LUTIM–Pemerintah Kabupaten Luwu Timur menggelar Forum Lalu Lintas dan Angkutan Jalan sebagai wadah kolaboratif antarinstansi dalam rangka menekan angka kecelakaan lalu lintas dan meningkatkan kualitas layanan transportasi bagi masyarakat. Forum ini turut dihadiri oleh Dinas Perhubungan, Jasa Raharja, Dinas Kesehatan, BKAD, BPTD, Dinas PUPR, Satpol PP, PT ASDP Sorowako dan Para Pimpinan PO. Bus AKDP Malili. Kamis, (10/07/2025).

Dalam kegiatan tersebut, berbagai permasalahan dan tantangan di sektor lalu lintas dan angkutan jalan dibahas secara terbuka. Salah satu isu utama yang menjadi perhatian adalah tingginya angka kecelakaan di beberapa titik rawan di wilayah Luwu Timur. Pemerintah bersama instansi terkait berkomitmen untuk mengambil langkah-langkah preventif guna menurunkan angka kecelakaan dan mengurangi tingkat fatalitas korban. Edukasi kepada masyarakat, peningkatan pengawasan kendaraan umum, serta pembenahan infastruktur jalan menjadi bagian dari strategi yang akan terus diperkuat.

Selain itu, forum ini juga menjadi momentum penting dalam memperkuat regulasi dan pengawasan terhadap angkutan jalan dan danau, mengingat peran transportasi air yang cukup besar di beberapa wilayah di Luwu Timur. Penyesuaian aturan keselamatan, kelengkapan izin operasional, serta peningkatan kualitas pelayanan transportasi danau menjadi bahasan utama dalam diskusi. Para pemangku kepentingan sepakat bahwa sinergi antarinstansi sangat diperlukan untuk memastikan keselamatan pengguna moda transportasi air dapat lebih terjamin.

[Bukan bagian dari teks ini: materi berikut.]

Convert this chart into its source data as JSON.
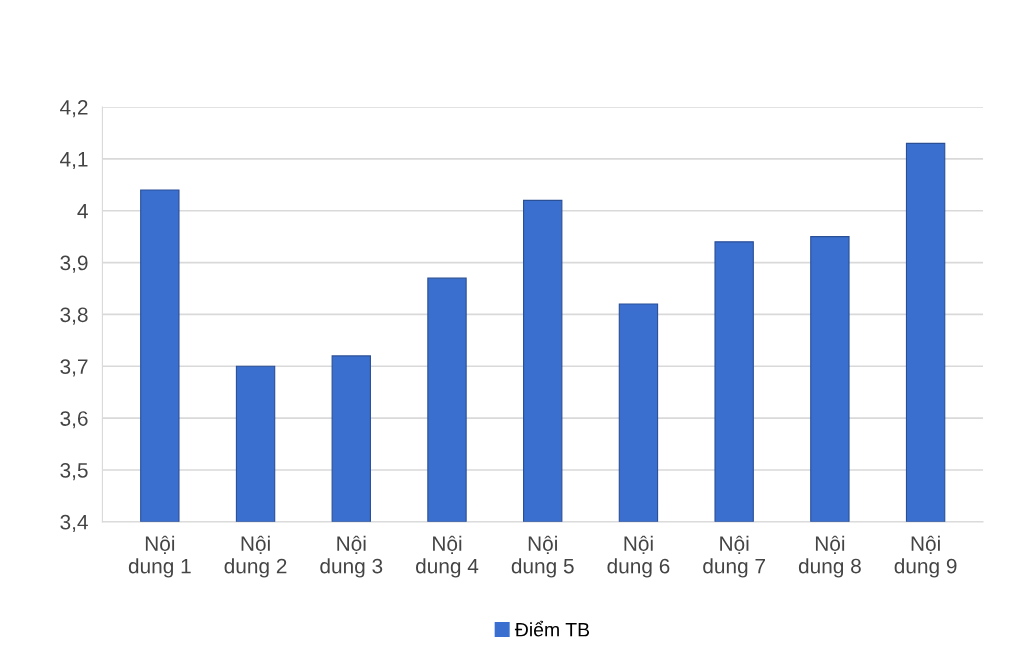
{
  "chart_data": {
    "type": "bar",
    "categories": [
      "Nội dung 1",
      "Nội dung 2",
      "Nội dung 3",
      "Nội dung 4",
      "Nội dung 5",
      "Nội dung 6",
      "Nội dung 7",
      "Nội dung 8",
      "Nội dung 9"
    ],
    "series": [
      {
        "name": "Điểm TB",
        "color": "#3a6fd0",
        "values": [
          4.04,
          3.7,
          3.72,
          3.87,
          4.02,
          3.82,
          3.94,
          3.95,
          4.13
        ]
      }
    ],
    "ylim": [
      3.4,
      4.2
    ],
    "yticks": [
      {
        "value": 3.4,
        "label": "3,4"
      },
      {
        "value": 3.5,
        "label": "3,5"
      },
      {
        "value": 3.6,
        "label": "3,6"
      },
      {
        "value": 3.7,
        "label": "3,7"
      },
      {
        "value": 3.8,
        "label": "3,8"
      },
      {
        "value": 3.9,
        "label": "3,9"
      },
      {
        "value": 4.0,
        "label": "4"
      },
      {
        "value": 4.1,
        "label": "4,1"
      },
      {
        "value": 4.2,
        "label": "4,2"
      }
    ],
    "grid": "y",
    "legend": "bottom"
  }
}
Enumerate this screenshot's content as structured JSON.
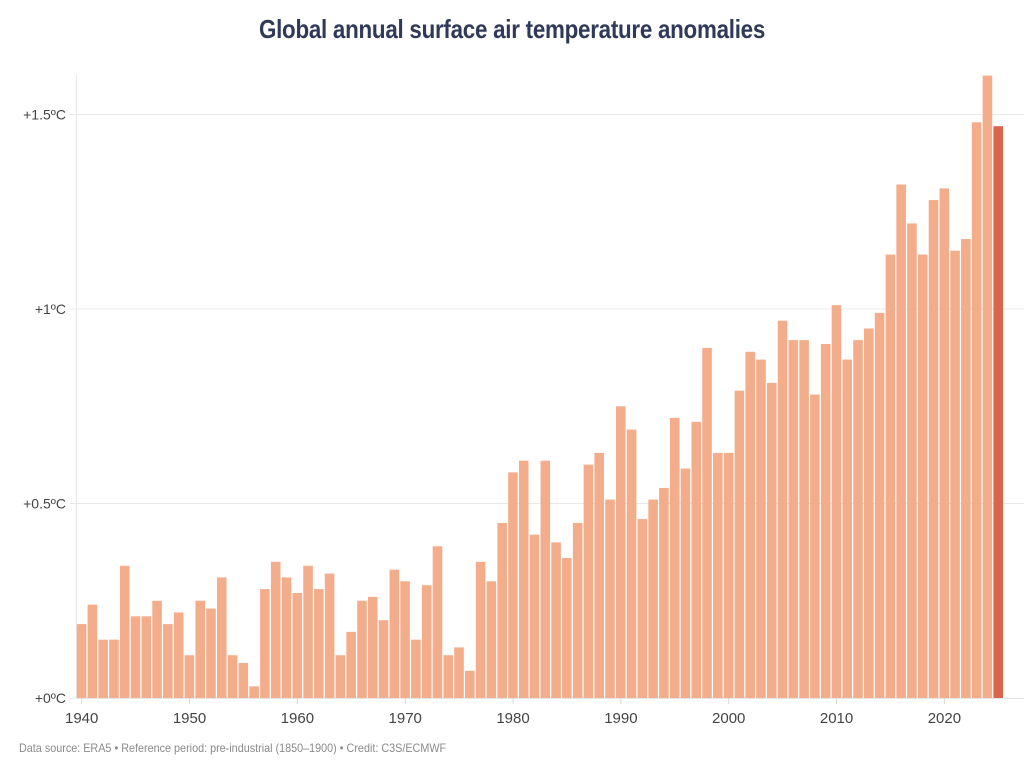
{
  "chart_data": {
    "type": "bar",
    "title": "Global annual surface air temperature anomalies",
    "xlabel": "",
    "ylabel": "",
    "footer": "Data source: ERA5 • Reference period: pre-industrial (1850–1900) • Credit: C3S/ECMWF",
    "ylim": [
      0,
      1.6
    ],
    "yticks": [
      0,
      0.5,
      1,
      1.5
    ],
    "ytick_labels": [
      "+0ºC",
      "+0.5ºC",
      "+1ºC",
      "+1.5ºC"
    ],
    "xticks": [
      1940,
      1950,
      1960,
      1970,
      1980,
      1990,
      2000,
      2010,
      2020
    ],
    "xtick_labels": [
      "1940",
      "1950",
      "1960",
      "1970",
      "1980",
      "1990",
      "2000",
      "2010",
      "2020"
    ],
    "grid": "horizontal",
    "colors": {
      "bar": "#f4ad8b",
      "highlight": "#d9654d",
      "title": "#2f3a58",
      "grid": "#e8e8e8"
    },
    "highlight_year": 2025,
    "categories": [
      1940,
      1941,
      1942,
      1943,
      1944,
      1945,
      1946,
      1947,
      1948,
      1949,
      1950,
      1951,
      1952,
      1953,
      1954,
      1955,
      1956,
      1957,
      1958,
      1959,
      1960,
      1961,
      1962,
      1963,
      1964,
      1965,
      1966,
      1967,
      1968,
      1969,
      1970,
      1971,
      1972,
      1973,
      1974,
      1975,
      1976,
      1977,
      1978,
      1979,
      1980,
      1981,
      1982,
      1983,
      1984,
      1985,
      1986,
      1987,
      1988,
      1989,
      1990,
      1991,
      1992,
      1993,
      1994,
      1995,
      1996,
      1997,
      1998,
      1999,
      2000,
      2001,
      2002,
      2003,
      2004,
      2005,
      2006,
      2007,
      2008,
      2009,
      2010,
      2011,
      2012,
      2013,
      2014,
      2015,
      2016,
      2017,
      2018,
      2019,
      2020,
      2021,
      2022,
      2023,
      2024,
      2025
    ],
    "values": [
      0.19,
      0.24,
      0.15,
      0.15,
      0.34,
      0.21,
      0.21,
      0.25,
      0.19,
      0.22,
      0.11,
      0.25,
      0.23,
      0.31,
      0.11,
      0.09,
      0.03,
      0.28,
      0.35,
      0.31,
      0.27,
      0.34,
      0.28,
      0.32,
      0.11,
      0.17,
      0.25,
      0.26,
      0.2,
      0.33,
      0.3,
      0.15,
      0.29,
      0.39,
      0.11,
      0.13,
      0.07,
      0.35,
      0.3,
      0.45,
      0.58,
      0.61,
      0.42,
      0.61,
      0.4,
      0.36,
      0.45,
      0.6,
      0.63,
      0.51,
      0.75,
      0.69,
      0.46,
      0.51,
      0.54,
      0.72,
      0.59,
      0.71,
      0.9,
      0.63,
      0.63,
      0.79,
      0.89,
      0.87,
      0.81,
      0.97,
      0.92,
      0.92,
      0.78,
      0.91,
      1.01,
      0.87,
      0.92,
      0.95,
      0.99,
      1.14,
      1.32,
      1.22,
      1.14,
      1.28,
      1.31,
      1.15,
      1.18,
      1.48,
      1.6,
      1.47
    ]
  }
}
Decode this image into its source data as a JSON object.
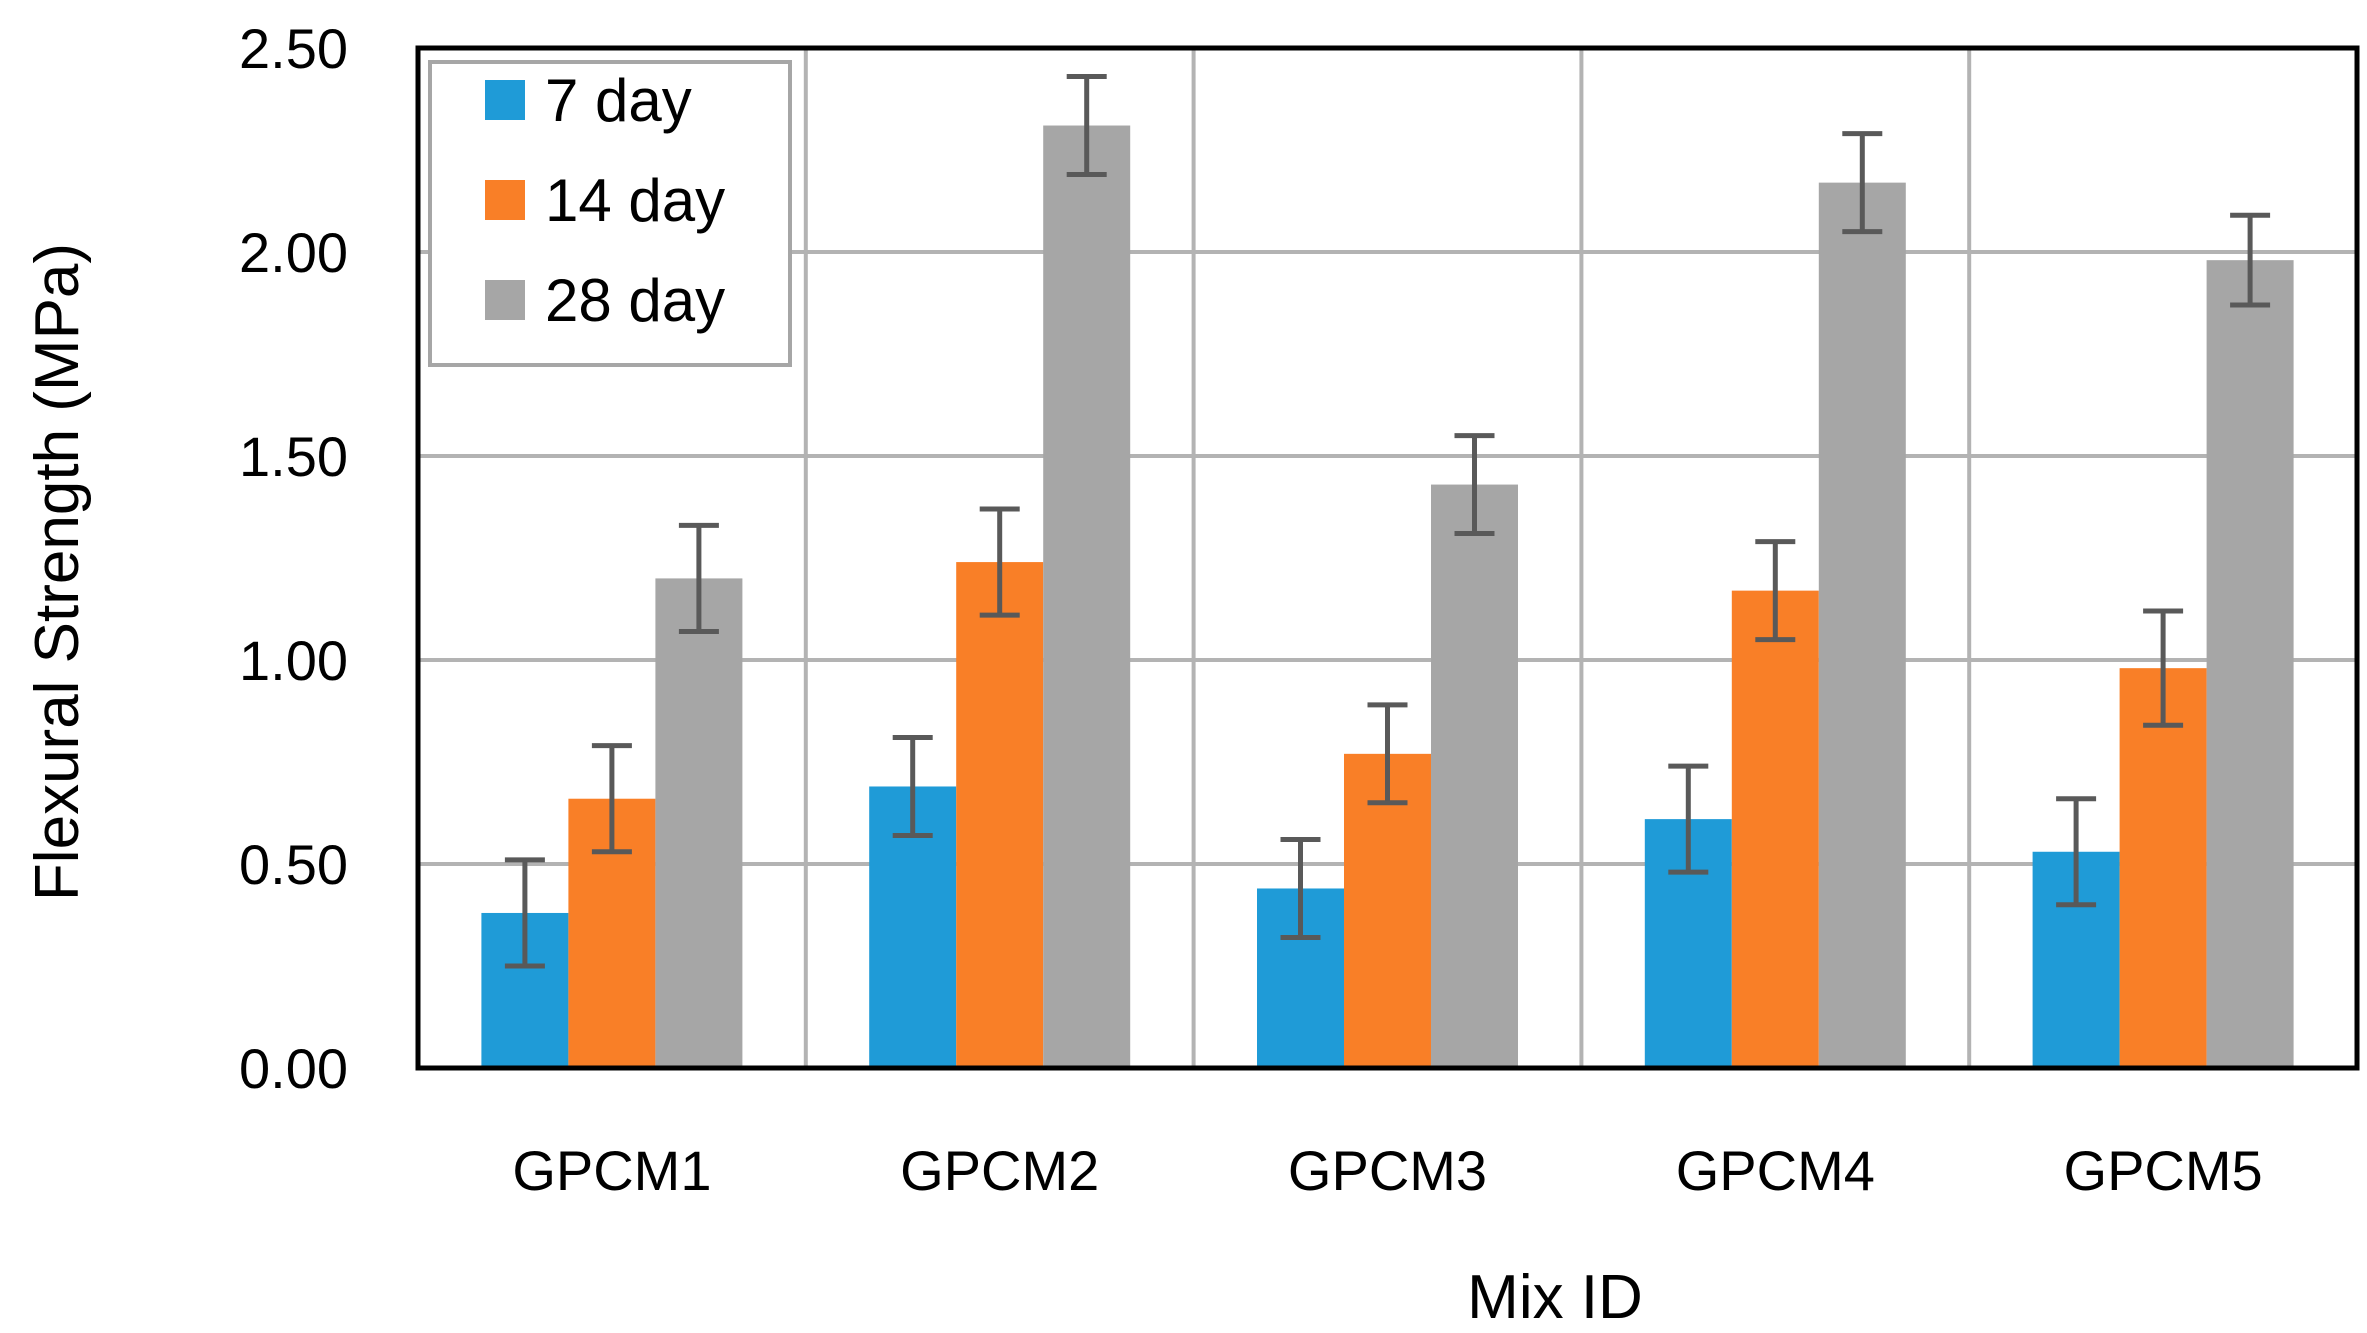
{
  "chart_data": {
    "type": "bar",
    "title": "",
    "xlabel": "Mix ID",
    "ylabel": "Flexural Strength (MPa)",
    "ylim": [
      0,
      2.5
    ],
    "yticks": [
      "0.00",
      "0.50",
      "1.00",
      "1.50",
      "2.00",
      "2.50"
    ],
    "grid": true,
    "legend_position": "top-left",
    "categories": [
      "GPCM1",
      "GPCM2",
      "GPCM3",
      "GPCM4",
      "GPCM5"
    ],
    "series": [
      {
        "name": "7 day",
        "color": "#1f9bd7",
        "values": [
          0.38,
          0.69,
          0.44,
          0.61,
          0.53
        ],
        "error": [
          0.13,
          0.12,
          0.12,
          0.13,
          0.13
        ]
      },
      {
        "name": "14 day",
        "color": "#f97f27",
        "values": [
          0.66,
          1.24,
          0.77,
          1.17,
          0.98
        ],
        "error": [
          0.13,
          0.13,
          0.12,
          0.12,
          0.14
        ]
      },
      {
        "name": "28 day",
        "color": "#a6a6a6",
        "values": [
          1.2,
          2.31,
          1.43,
          2.17,
          1.98
        ],
        "error": [
          0.13,
          0.12,
          0.12,
          0.12,
          0.11
        ]
      }
    ]
  }
}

Tidak Hanya membahas sisi keselamatan, forum ini juga menyoroti pentingnya perbaikan sistem pelayanan transportasi umum. Masyarakat sebagai pengguna jasa diharapkan mendapatkan akses transportasi yang nyaman, aman, dan terjangkau. Oleh karena itu, diperlukan langkah-langkah konkret seperti perbaikan sarana terminal dan halte, pengelolaan trayek yang lebih efisien, serta pemanfaatan teknologi informasi untuk memudahkan akses informasi terkait jadwal dan tarif angkutan umum.

Melalui forum ini, seluruh pihak yang terlibat menyatakan komitmennya untuk terus memperkuat koordinasi dan kerja sama lintas sektoral demi mewujudkan sistem transportasi yang tertib, aman, dan ramah bagi masyrakat. Pemerintah Kabupaten Luwu Timur berharap forum ini dapat menjadi wadah berkelanjutan dalam merumuskan solusi dan kebijakan yang berpihak pada keselamatan serta kenyamanan warga dalam berlalu lintas dan menggunkan transportasi umum.